KKH erwartet nur geringe Beitragssenkungen bei Krankenkassen

Gesundheit

Der durchschnittliche Beitragssatz zur gesetzlichen Krankenversicherung wird nach Ansicht der Kaufmännischen Krankenkasse KKH im kommenden Jahr trotz der Gesundheitsreform kaum sinken. KKH-Vorstandschef Ingo Kailuweit prognostizierte im "Berliner "Tagesspiegel", neben der KKH würden maximal fünf oder sechs Kassen preiswerter - "allerdings nicht die großen Spieler im System". Deshalb werde sich das auch auf den durchschnittlichen Beitragssatz kaum auswirken.

Zur Begründung sagte Kailuweit, die gesetzlichen Krankenkassen müssten von dem für dieses Jahr erwarteten Überschuss allein 1,6 Milliarden Euro für die Tilgung ihrer Schulden einsetzen.

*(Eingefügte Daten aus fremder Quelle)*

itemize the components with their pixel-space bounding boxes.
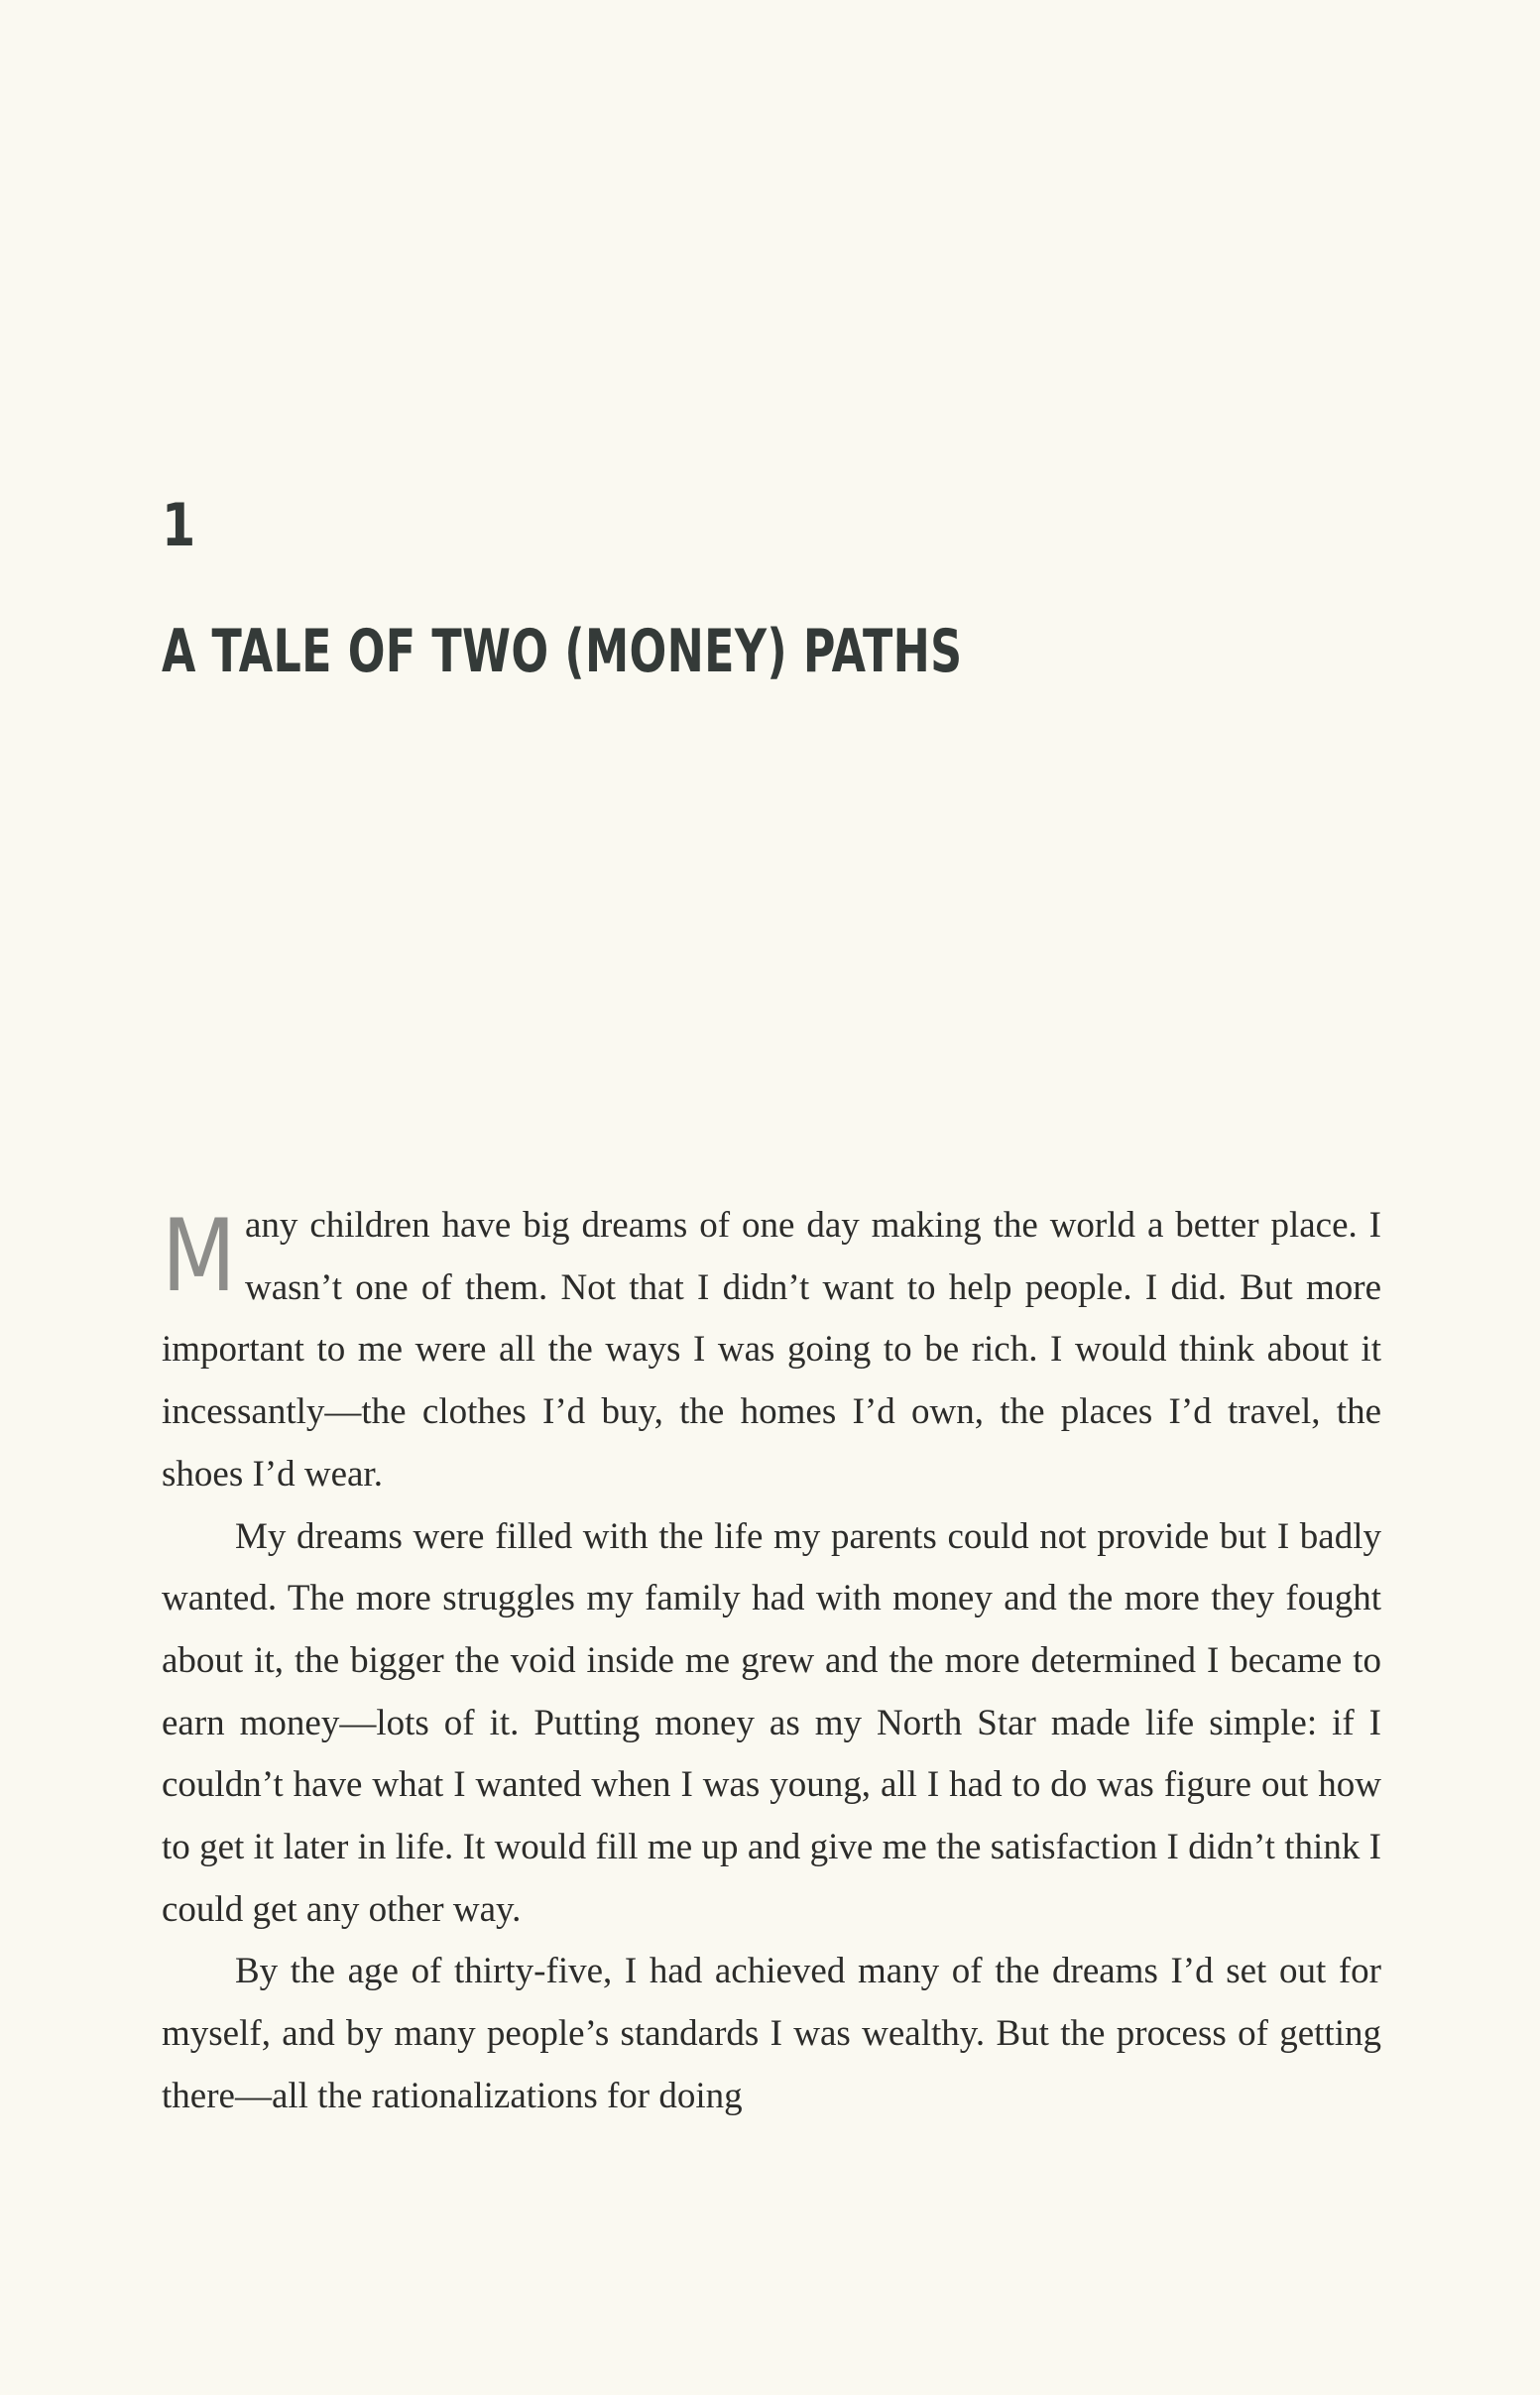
chapter-title: A TALE OF TWO (MONEY) PATHS: [162, 617, 963, 686]
drop-cap: M: [162, 1197, 236, 1314]
paragraph-1-text: any children have big dreams of one day making the world a better place. I wasn’t one of them. Not that I didn’t want to help people. I did. But more important to me were all the ways I was going to be rich. I would think about it incessantly—the clothes I’d buy, the homes I’d own, the places I’d travel, the shoes I’d wear.: [162, 1205, 1381, 1495]
paragraph-2: My dreams were filled with the life my parents could not provide but I badly wanted. The more struggles my family had with money and the more they fought about it, the bigger the void inside me grew and the more determined I became to earn money—lots of it. Putting money as my North Star made life simple: if I couldn’t have what I wanted when I was young, all I had to do was figure out how to get it later in life. It would fill me up and give me the satisfaction I didn’t think I could get any other way.: [162, 1515, 1381, 1930]
paragraph-1: [162, 1195, 1381, 1506]
chapter-number: 1: [162, 491, 196, 560]
paragraph-3: By the age of thirty-five, I had achieved many of the dreams I’d set out for myself, and by many people’s standards I was wealthy. But the process of getting there—all the rationalizations for doing: [162, 1951, 1381, 2116]
chapter-body: [162, 1195, 1381, 2128]
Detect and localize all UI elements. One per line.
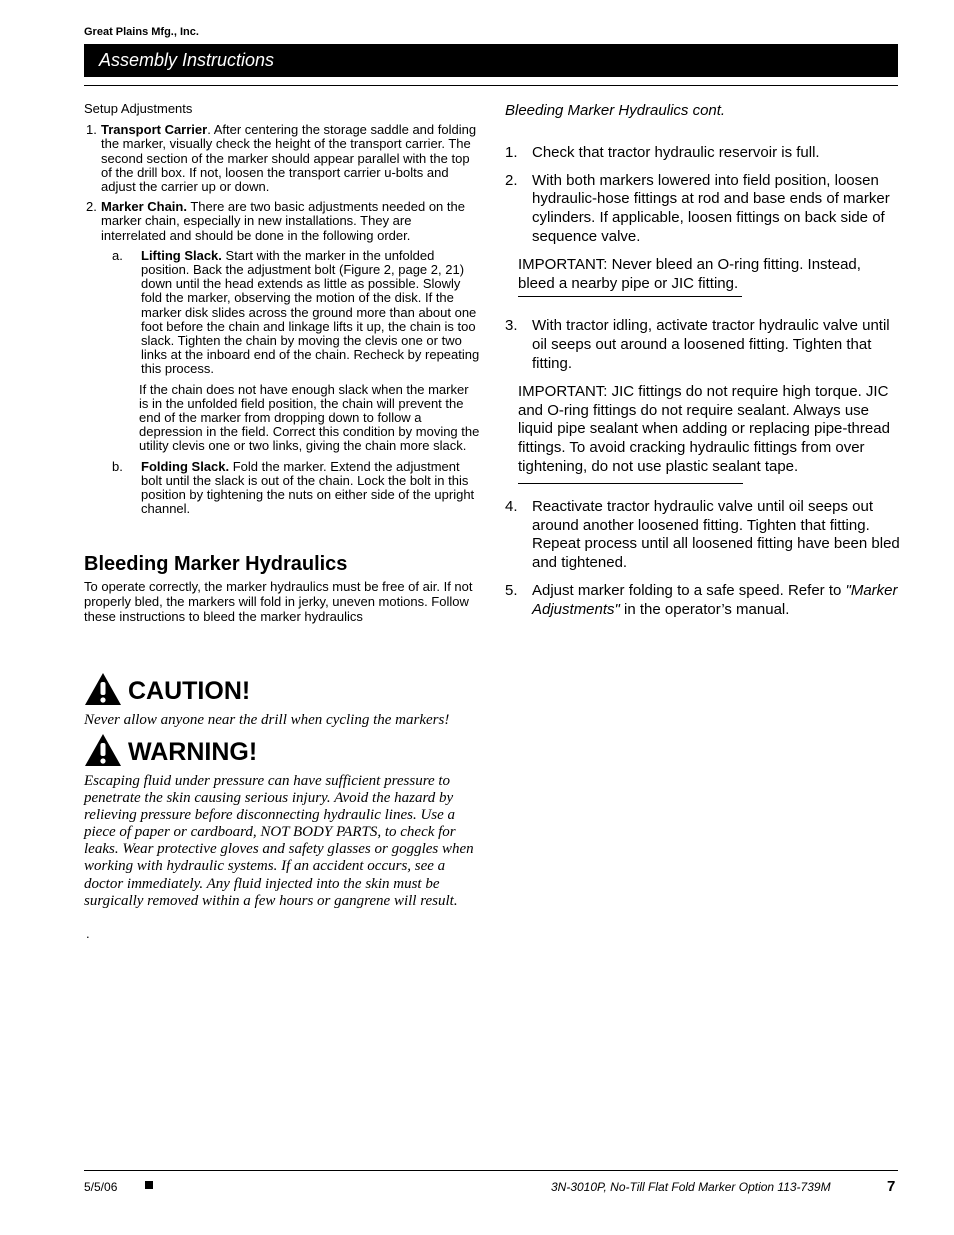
important-rule xyxy=(518,483,743,484)
step-number: 4. xyxy=(505,497,518,515)
list-item xyxy=(505,498,900,573)
sub-label: Lifting Slack. xyxy=(141,247,222,263)
item-number: 2. xyxy=(86,199,97,215)
setup-column xyxy=(84,102,480,522)
important-note: IMPORTANT: JIC fittings do not require high torque. JIC and O-ring fittings do not require sealant. Always use liquid pipe sealant when adding or replacing pipe-thread fittings. To avoid cracking hydraulic fittings from over tightening, do not use plastic sealant tape. xyxy=(518,382,890,475)
stray-dot: . xyxy=(86,926,90,941)
caution-heading xyxy=(84,672,250,706)
item-text: There are two basic adjustments needed on the marker chain, especially in new installations. They are interrelated and should be done in the following order. xyxy=(101,199,465,243)
sub-letter: a. xyxy=(112,247,123,263)
sub-note: If the chain does not have enough slack when the marker is in the unfolded field position, the chain will prevent the end of the marker from dropping down to follow a depression in the field. Correct this condition by moving the utility clevis one or two links, giving the chain more slack. xyxy=(139,381,480,454)
list-item xyxy=(505,317,900,373)
item-label: Transport Carrier xyxy=(101,122,208,138)
step-text: Check that tractor hydraulic reservoir is full. xyxy=(532,143,820,161)
warning-text: Escaping fluid under pressure can have sufficient pressure to penetrate the skin causing serious injury. Avoid the hazard by relieving pressure before disconnecting hydraulic lines. Use a piece of paper or cardboard, NOT BODY PARTS, to check for leaks. Wear protective gloves and safety glasses or goggles when working with hydraulic systems. If an accident occurs, see a doctor immediately. Any fluid injected into the skin must be surgically removed within a few hours or gangrene will result. xyxy=(84,773,474,909)
step-text: With both markers lowered into field position, loosen hydraulic-hose fittings at rod and base ends of marker cylinders. If applicable, loosen fittings on back side of sequence valve. xyxy=(532,171,890,245)
bleeding-intro: To operate correctly, the marker hydraulics must be free of air. If not properly bled, the markers will fold in jerky, uneven motions. Follow these instructions to bleed the marker hydraulics xyxy=(84,579,473,624)
sub-label: Folding Slack. xyxy=(141,458,230,474)
step-number: 5. xyxy=(505,581,518,599)
sub-item xyxy=(84,249,480,377)
manual-reference: "Marker Adjustments" xyxy=(532,581,898,618)
warning-heading xyxy=(84,733,257,767)
step-text: in the operator’s manual. xyxy=(619,600,790,618)
sub-letter: b. xyxy=(112,458,123,474)
sub-text: Start with the marker in the unfolded position. Back the adjustment bolt (Figure 2, page 2, 21) down until the head extends as little as possible. Slowly fold the marker, observing the motion of the disk. If the marker disk slides across the ground more than about one foot before the chain and linkage lifts it up, the chain is too slack. Tighten the chain by moving the clevis one or two links at the inboard end of the chain. Recheck by repeating this process. xyxy=(141,247,480,377)
warning-label: WARNING! xyxy=(128,738,258,766)
continued-title: Bleeding Marker Hydraulics cont. xyxy=(505,102,726,119)
step-number: 1. xyxy=(505,143,518,161)
step-text: Adjust marker folding to a safe speed. Refer to xyxy=(532,581,846,599)
item-text: . After centering the storage saddle and folding the marker, visually check the height of the transport carrier. The second section of the marker should appear parallel with the top of the drill box. If not, loosen the transport carrier u-bolts and adjust the carrier up or down. xyxy=(101,122,477,195)
footer-doc-title: 3N-3010P, No-Till Flat Fold Marker Option 113-739M xyxy=(551,1180,831,1194)
warning-icon xyxy=(84,733,122,767)
company-name: Great Plains Mfg., Inc. xyxy=(84,26,199,38)
important-rule xyxy=(518,296,742,297)
sub-text: Fold the marker. Extend the adjustment bolt until the slack is out of the chain. Lock the bolt in this position by tightening the nuts on either side of the upright channel. xyxy=(141,458,475,517)
section-title: Assembly Instructions xyxy=(99,50,275,70)
page-number: 7 xyxy=(887,1178,896,1195)
step-text: With tractor idling, activate tractor hydraulic valve until oil seeps out around a loosened fitting. Tighten that fitting. xyxy=(532,317,890,372)
list-item xyxy=(84,200,480,243)
step-text: Reactivate tractor hydraulic valve until oil seeps out around another loosened fitting. Tighten that fitting. Repeat process until all loosened fitting have been bled and tightened. xyxy=(532,497,900,572)
caution-icon xyxy=(84,672,122,706)
caution-text: Never allow anyone near the drill when cycling the markers! xyxy=(84,712,450,728)
footer-rule xyxy=(84,1170,898,1171)
header-rule xyxy=(84,85,898,86)
list-item xyxy=(505,582,900,620)
important-note: IMPORTANT: Never bleed an O-ring fitting. Instead, bleed a nearby pipe or JIC fitting. xyxy=(518,255,861,292)
list-item xyxy=(505,144,900,163)
setup-title: Setup Adjustments xyxy=(84,101,193,116)
footer-square-icon xyxy=(145,1181,153,1189)
footer-date: 5/5/06 xyxy=(84,1180,118,1194)
list-item xyxy=(505,172,900,247)
bleeding-heading: Bleeding Marker Hydraulics xyxy=(84,553,348,575)
bleeding-steps-column xyxy=(505,102,900,629)
section-banner xyxy=(84,44,898,77)
list-item xyxy=(84,123,480,194)
step-number: 3. xyxy=(505,317,518,335)
item-label: Marker Chain. xyxy=(101,199,187,215)
step-number: 2. xyxy=(505,171,518,189)
sub-item xyxy=(84,460,480,517)
caution-label: CAUTION! xyxy=(128,677,251,705)
item-number: 1. xyxy=(86,122,97,138)
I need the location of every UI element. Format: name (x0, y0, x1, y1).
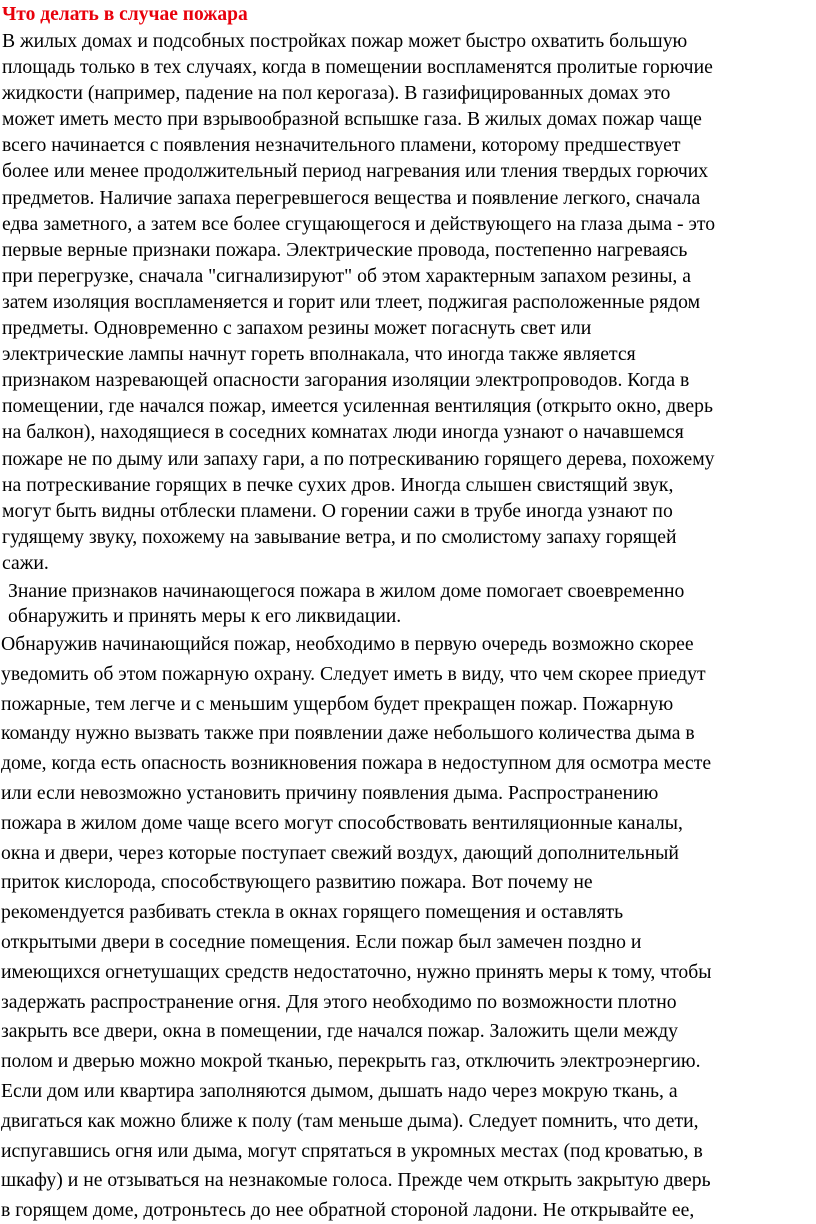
paragraph-fire-signs: В жилых домах и подсобных постройках пожар может быстро охватить большую площадь только в тех случаях, когда в помещении воспламенятся пролитые горючие жидкости (например, падение на пол керогаза). В газифицированных домах это может иметь место при взрывообразной вспышке газа. В жилых домах пожар чаще всего начинается с появления незначительного пламени, которому предшествует более или менее продолжительный период нагревания или тления твердых горючих предметов. Наличие запаха перегревшегося вещества и появление легкого, сначала едва заметного, а затем все более сгущающегося и действующего на глаза дыма - это первые верные признаки пожара. Электрические провода, постепенно нагреваясь при перегрузке, сначала "сигнализируют" об этом характерным запахом резины, а затем изоляция воспламеняется и горит или тлеет, поджигая расположенные рядом предметы. Одновременно с запахом резины может погаснуть свет или электрические лампы начнут гореть вполнакала, что иногда также является признаком назревающей опасности загорания изоляции электропроводов. Когда в помещении, где начался пожар, имеется усиленная вентиляция (открыто окно, дверь на балкон), находящиеся в соседних комнатах люди иногда узнают о начавшемся пожаре не по дыму или запаху гари, а по потрескиванию горящего дерева, похожему на потрескивание горящих в печке сухих дров. Иногда слышен свистящий звук, могут быть видны отблески пламени. О горении сажи в трубе иногда узнают по гудящему звуку, похожему на завывание ветра, и по смолистому запаху горящей сажи. (2, 30, 716, 574)
paragraph-actions: Обнаружив начинающийся пожар, необходимо в первую очередь возможно скорее уведомить об этом пожарную охрану. Следует иметь в виду, что чем скорее приедут пожарные, тем легче и с меньшим ущербом будет прекращен пожар. Пожарную команду нужно вызвать также при появлении даже небольшого количества дыма в доме, когда есть опасность возникновения пожара в недоступном для осмотра месте или если невозможно установить причину появления дыма. Распространению пожара в жилом доме чаще всего могут способствовать вентиляционные каналы, окна и двери, через которые поступает свежий воздух, дающий дополнительный приток кислорода, способствующего развитию пожара. Вот почему не рекомендуется разбивать стекла в окнах горящего помещения и оставлять открытыми двери в соседние помещения. Если пожар был замечен поздно и имеющихся огнетушащих средств недостаточно, нужно принять меры к тому, чтобы задержать распространение огня. Для этого необходимо по возможности плотно закрыть все двери, окна в помещении, где начался пожар. Заложить щели между полом и дверью можно мокрой тканью, перекрыть газ, отключить электроэнергию. Если дом или квартира заполняются дымом, дышать надо через мокрую ткань, а двигаться как можно ближе к полу (там меньше дыма). Следует помнить, что дети, испугавшись огня или дыма, могут спрятаться в укромных местах (под кроватью, в шкафу) и не отзываться на незнакомые голоса. Прежде чем открыть закрытую дверь в горящем доме, дотроньтесь до нее обратной стороной ладони. Не открывайте ее, (1, 633, 712, 1222)
paragraph-knowledge: Знание признаков начинающегося пожара в жилом доме помогает своевременно обнаружить и принять меры к его ликвидации. (8, 580, 685, 627)
document-title: Что делать в случае пожара (2, 4, 248, 25)
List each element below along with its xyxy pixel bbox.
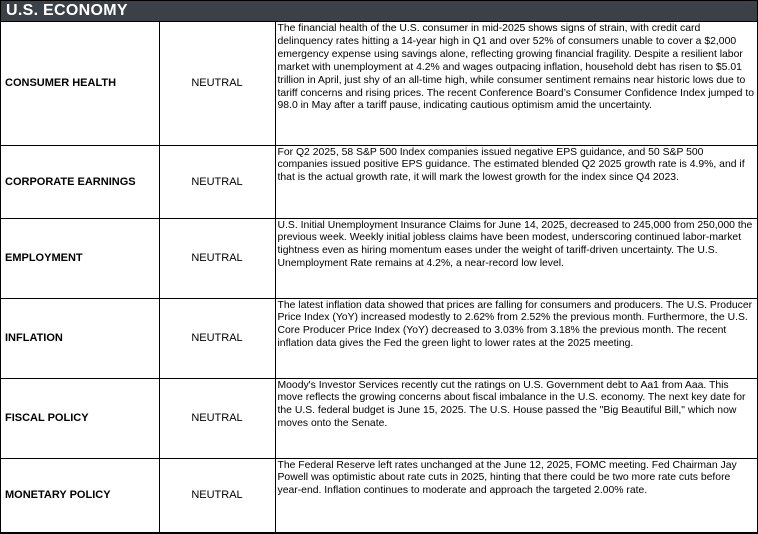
row-topic-inflation: INFLATION <box>1 298 159 378</box>
economy-table <box>1 22 757 533</box>
row-description: Moody's Investor Services recently cut the ratings on U.S. Government debt to Aa1 from Aaa. This move reflects the growing concerns about fiscal imbalance in the U.S. economy. The next key date for the U.S. federal budget is June 15, 2025. The U.S. House passed the "Big Beautiful Bill," which now moves onto the Senate. <box>275 378 757 458</box>
row-stance: NEUTRAL <box>159 218 275 298</box>
row-stance: NEUTRAL <box>159 378 275 458</box>
row-topic-fiscal-policy: FISCAL POLICY <box>1 378 159 458</box>
row-topic-corporate-earnings: CORPORATE EARNINGS <box>1 145 159 218</box>
table-row <box>1 22 757 145</box>
row-stance: NEUTRAL <box>159 145 275 218</box>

Zusätzlich kämen auf die Kassen-Haushalte 2005 Belastungen zu, die vorfinanziert werden müssten. "So werden die Ausgaben für Arzneimittel um acht Prozent steigen, auch die stationäre Behandlung wird teurer", sagte Kailuweit voraus. Unter dem Strich könne deshalb derdurchschnittliche Beitragssatz nur um 0,05 Punkte sinken. "Mehr ist nicht drin", stellte er klar.